Nah, it's just an appropriate level of wrapping. In contrast to callback hell, it can be flattened down to a maximum nesting of two, and it always has a return value.
If you absolutely want to avoid nesting and callbacks, use async
/await
, though that's actually even uglier:
try {
var user = await getUser(userId);
} catch(error) {
crashreporter.reportError('User DB failed', error);
return showToUser(1);
}
try {
var chargeId = chargeCreditCard(user);
} catch(error) {
crashreporter.reportError('Credit card failed', error);
return showToUser(4);
}
try {
var chargeHistoryId = saveChargeId(chargeId);
} catch(error) {
crashreporter.reportError('ChargeId DB failed', error);
return showToUser(2);
}
try {
var result = associateChargeToUsers(chargeHistoryId);
} catch(error) {
crashreporter.reportError('chargeHistoryId DB failed', error);
return showToUser(3);
}
return showToUser(finalFormatting(result));
You should just have one catch
for your chain, but you can add more context to the errors that are thrown in each function. For example, when an error condition occurs in chargeCreditCard
you could tack onto the error a message
property corresponding to what you want to report. Then in your catch
error handler you can pass that message
property into the reporter:
getUser(userId)
.then(chargeCreditCard)
.catch(reportError);
function reportError(error) {
crashreporter.reportError(error.message, error);
}
Here is how you can accomplish "cancelling" the chain without ever nesting callbacks. This is why promises are a solution to "callback hell"...
var errors = {
USER: 'User DB failed',
CHARGE: 'ChargeId DB failed',
HISTORY: 'chargeHistoryId DB failed',
};
function onError(type, error) {
throw {
message: type,
error: error
}
}
getUser(userId)
.then(chargeCreditCard, onError.bind(null, errors.USER))

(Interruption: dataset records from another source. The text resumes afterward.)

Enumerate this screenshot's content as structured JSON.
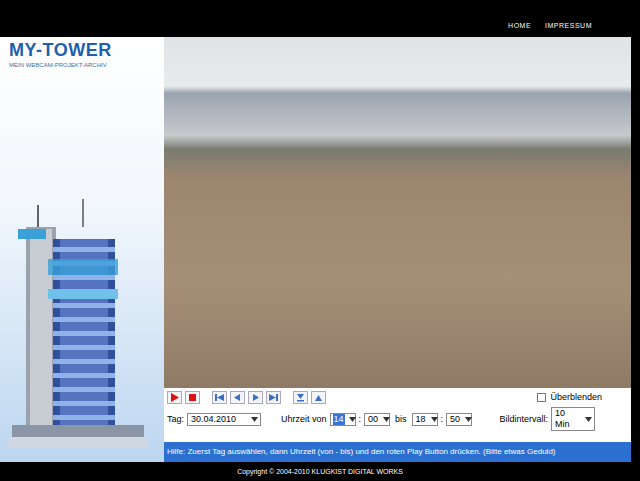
{
  "nav": [
    {
      "label": "HOME"
    },
    {
      "label": "IMPRESSUM"
    }
  ],
  "logo": {
    "title": "MY-TOWER",
    "subtitle": "MEIN WEBCAM-PROJEKT-ARCHIV"
  },
  "crossfade": {
    "label": "Überblenden",
    "checked": false
  },
  "day": {
    "label": "Tag:",
    "value": "30.04.2010"
  },
  "time": {
    "label": "Uhrzeit von",
    "from_hour": "14",
    "from_hour_highlighted": true,
    "separator": ":",
    "from_minute": "00",
    "to_label": "bis",
    "to_hour": "18",
    "to_minute": "50"
  },
  "interval": {
    "label": "Bildintervall:",
    "value": "10 Min"
  },
  "help": "Hilfe: Zuerst Tag auswählen, dann Uhrzeit (von - bis) und den roten Play Button drücken. (Bitte etwas Geduld)",
  "footer": "Copyright © 2004-2010 KLUGKIST DIGITAL WORKS"
}
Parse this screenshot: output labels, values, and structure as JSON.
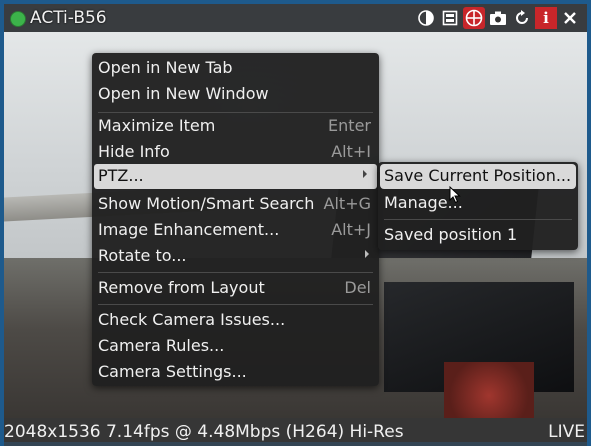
{
  "window": {
    "title": "ACTi-B56",
    "status_color": "#3cb34a",
    "toolbar_icons": [
      "contrast-icon",
      "layout-icon",
      "ptz-target-icon",
      "screenshot-icon",
      "rotate-icon",
      "info-icon",
      "close-icon"
    ]
  },
  "status_bar": {
    "stream_info": "2048x1536 7.14fps @ 4.48Mbps (H264) Hi-Res",
    "live": "LIVE"
  },
  "context_menu": {
    "items": [
      {
        "label": "Open in New Tab",
        "shortcut": ""
      },
      {
        "label": "Open in New Window",
        "shortcut": ""
      },
      {
        "label": "Maximize Item",
        "shortcut": "Enter"
      },
      {
        "label": "Hide Info",
        "shortcut": "Alt+I"
      },
      {
        "label": "PTZ...",
        "shortcut": ""
      },
      {
        "label": "Show Motion/Smart Search",
        "shortcut": "Alt+G"
      },
      {
        "label": "Image Enhancement...",
        "shortcut": "Alt+J"
      },
      {
        "label": "Rotate to...",
        "shortcut": ""
      },
      {
        "label": "Remove from Layout",
        "shortcut": "Del"
      },
      {
        "label": "Check Camera Issues...",
        "shortcut": ""
      },
      {
        "label": "Camera Rules...",
        "shortcut": ""
      },
      {
        "label": "Camera Settings...",
        "shortcut": ""
      }
    ]
  },
  "ptz_submenu": {
    "items": [
      {
        "label": "Save Current Position..."
      },
      {
        "label": "Manage..."
      },
      {
        "label": "Saved position 1"
      }
    ]
  }
}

.then(saveChargeId, function (error) {
if (error.message === errors.USER) throw error
else onError(errors.CHARGE, error);
})
.then(associateChargeToUsers, function(error) {
if (error.message === errors.CHARGE || error.message === errors.USER) throw error
else onError(errors.HISTORY, error);
})
.then(finalFormatting, function(error) {
crashreporter.reportError(error.message, error.error);
})
.then(showToUser);
Essentially, if the first promise fails, you pass its error down the chain of failure callbacks and when it reaches the end, where it gets logged. No other promises are created, so you have effectively "cancelled" the operation on first failure.